Kitten photo: Art SiegelWhat garnishes a kitten best? One of the corners in the long-standing battles between cultural relativists and absolutists is the question of food consumption, or what the Princeton sociologist Michaela DeSoucey speaks of as “gullet politics.” Sometimes it is the smallest moments that serve to clarify debates that elsewhere are muddied and muddled.
Currently, a battle is stirring in California over shark fin. Should the state ban the sale and possession of shark fin, making the serving of shark fin soup illegal? Is this particular slurping cruel and unusual? While perhaps not quite as endangered as Libyan freedom fighters, sharks have their troubles in a world where Chinese masses and status-conscious foodies make common cause.
Shark fin soup is the pièce de résistance in many Chinese banquets, a sign that the host has the proper spirit of generosity. (Reader’s note: I have eaten shark fin soup once in Hong Kong and find the texture surprisingly compelling and the taste just fine).

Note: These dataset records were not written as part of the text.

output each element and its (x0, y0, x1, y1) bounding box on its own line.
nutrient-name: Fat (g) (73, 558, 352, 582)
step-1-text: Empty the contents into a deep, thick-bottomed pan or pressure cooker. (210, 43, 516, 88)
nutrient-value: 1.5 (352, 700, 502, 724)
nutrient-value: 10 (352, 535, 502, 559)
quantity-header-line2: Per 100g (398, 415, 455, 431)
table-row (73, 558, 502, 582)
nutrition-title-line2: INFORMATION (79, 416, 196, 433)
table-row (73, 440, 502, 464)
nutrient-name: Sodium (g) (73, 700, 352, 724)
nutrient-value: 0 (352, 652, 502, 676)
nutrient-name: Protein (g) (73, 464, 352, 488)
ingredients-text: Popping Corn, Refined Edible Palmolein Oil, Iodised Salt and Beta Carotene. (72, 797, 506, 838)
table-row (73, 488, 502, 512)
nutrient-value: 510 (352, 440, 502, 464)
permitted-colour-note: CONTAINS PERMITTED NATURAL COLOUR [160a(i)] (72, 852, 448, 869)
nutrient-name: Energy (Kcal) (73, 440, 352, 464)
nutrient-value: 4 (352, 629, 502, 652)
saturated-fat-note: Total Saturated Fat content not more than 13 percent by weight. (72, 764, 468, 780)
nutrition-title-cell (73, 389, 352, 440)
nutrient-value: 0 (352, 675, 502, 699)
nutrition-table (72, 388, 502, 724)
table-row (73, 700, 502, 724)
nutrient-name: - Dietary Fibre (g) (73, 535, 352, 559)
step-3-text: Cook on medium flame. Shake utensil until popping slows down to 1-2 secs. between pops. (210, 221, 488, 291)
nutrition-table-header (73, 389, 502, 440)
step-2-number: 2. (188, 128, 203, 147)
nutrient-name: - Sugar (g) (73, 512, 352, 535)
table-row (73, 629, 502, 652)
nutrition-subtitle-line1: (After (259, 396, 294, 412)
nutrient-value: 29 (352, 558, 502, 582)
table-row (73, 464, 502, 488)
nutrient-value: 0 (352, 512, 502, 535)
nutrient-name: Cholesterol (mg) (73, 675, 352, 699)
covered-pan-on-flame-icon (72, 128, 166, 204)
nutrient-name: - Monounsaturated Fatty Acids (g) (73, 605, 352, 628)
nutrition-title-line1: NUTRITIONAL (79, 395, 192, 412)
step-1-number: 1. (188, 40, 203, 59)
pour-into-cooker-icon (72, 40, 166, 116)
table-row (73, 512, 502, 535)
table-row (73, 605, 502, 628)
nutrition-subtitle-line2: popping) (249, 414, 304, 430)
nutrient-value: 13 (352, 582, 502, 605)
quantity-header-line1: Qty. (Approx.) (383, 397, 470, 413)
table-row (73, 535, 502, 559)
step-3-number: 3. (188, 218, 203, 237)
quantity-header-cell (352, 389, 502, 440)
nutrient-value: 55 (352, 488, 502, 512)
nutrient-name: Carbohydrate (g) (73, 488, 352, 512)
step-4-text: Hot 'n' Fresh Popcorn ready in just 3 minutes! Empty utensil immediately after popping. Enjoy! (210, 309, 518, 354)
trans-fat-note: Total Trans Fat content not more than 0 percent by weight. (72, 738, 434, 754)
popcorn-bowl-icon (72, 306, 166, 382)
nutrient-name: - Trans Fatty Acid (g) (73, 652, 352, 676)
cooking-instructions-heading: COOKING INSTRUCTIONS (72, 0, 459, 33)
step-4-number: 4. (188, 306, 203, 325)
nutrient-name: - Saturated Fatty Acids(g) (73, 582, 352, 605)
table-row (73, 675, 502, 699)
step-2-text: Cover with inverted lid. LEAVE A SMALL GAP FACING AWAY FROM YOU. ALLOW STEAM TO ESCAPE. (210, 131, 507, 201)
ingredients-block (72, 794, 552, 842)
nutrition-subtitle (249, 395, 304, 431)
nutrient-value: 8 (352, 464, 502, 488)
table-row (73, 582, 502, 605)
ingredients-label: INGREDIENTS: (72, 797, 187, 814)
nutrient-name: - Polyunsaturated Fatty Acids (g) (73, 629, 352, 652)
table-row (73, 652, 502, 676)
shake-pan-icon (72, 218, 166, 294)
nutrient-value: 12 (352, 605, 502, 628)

But now a bill has been introduced into the California legislature to ban shark fin. Perhaps having given up on the state’s eternal budget crisis, legislators are searching to perform some public service. There are ripples of concern in San Francisco’s Chinatown. Shark fin is their cultural heritage. According to The New York Times, some see this as the “Chinese Exclusion Act in a bowl.” Might gefilte fish be next?
California is not the first state where cruelty to sharks has divided the community. Oregon and Washington are considering legislation, and Hawaii has passed such a law. Diners have until June 30 to have their fill of the soup in the banquet halls of Waikiki. Estimates claim that up to 73 million sharks are killed a year with 90 percent of the shark population decimated, an unintended consequence of the creation of a consumption-minded Chinese middle class. For many, the practice of shark finning, where fins are hacked off a live shark, which then dies slowly as it sinks slowly to the sea bottom, is a cruelty not to be tolerated. For others, it is central to a community.
Connoisseurs of food politics will immediately recall the battles over foie gras, including the controversial ban on serving fattened duck liver in Chicago in 2006 (the ban, widely mocked and ignored, has been overturned). Despite disturbing images of ducks being force-fed, gourmets chanted, “get government off our plates.” California has outlawed the production of foie gras in the state beginning in 2012. Only New York and Minnesota produce foie gras in the United States. The European Union permits the production of foie gras in five nations, notably France, where the delicacy is part of the culinary patrimony.
The debate over shark fin and foie gras has been contentious, but the debates do not end there. Fights emerge over other dishes such as milk-fed veal, ortolan, or, for that matter, baby kittens. OK, not the last of those, but wait!
DeSoucey refers to the existence of a form of identity politics that she terms “gastronationalism.” She means that nations (and smaller communities) see themselves reflected in their culinary choices, reflecting the idea of the French gourmand Jean-Anthelme Brillat-Savarin that you are what you eat. Not you the individual, but as a member of a community.
The choice of consumption is frequently treated as closely tied to liberty. As one restaurateur commented in San Francisco’s Chinatown, “People come to America to enjoy freedom, including what is on the plate.”
In many ways I agree with his sentiment, and yet I find myself not entirely on board. Gustatory relativism has its virtues, and I wouldn’t like the first lady to impose upon me a diet of okra and lima beans, buttermilk, and well-done steak. Still, as representative bodies, elected legislators have the obligation to transform widely held values into policy, even if some choices are curbed. As an occasional libertarian, I just encourage them to do this as carefully as possible, and not too often. What is outlawed must be truly damnable. Recognizing the connection of food and culture, we should begin with modesty. So, first the process by which shark fins are gathered needs to be changed before a full ban is considered. Perhaps what is on the plate is not as protected as what is on the page, but we need to bow to the wise proverb, “De gustibus non disputandum.” Who can account for taste? Who should police it?
Limits properly exist, tied to a shared and robust consensus about cruelty and species preservation, but until then, please pass the pussy.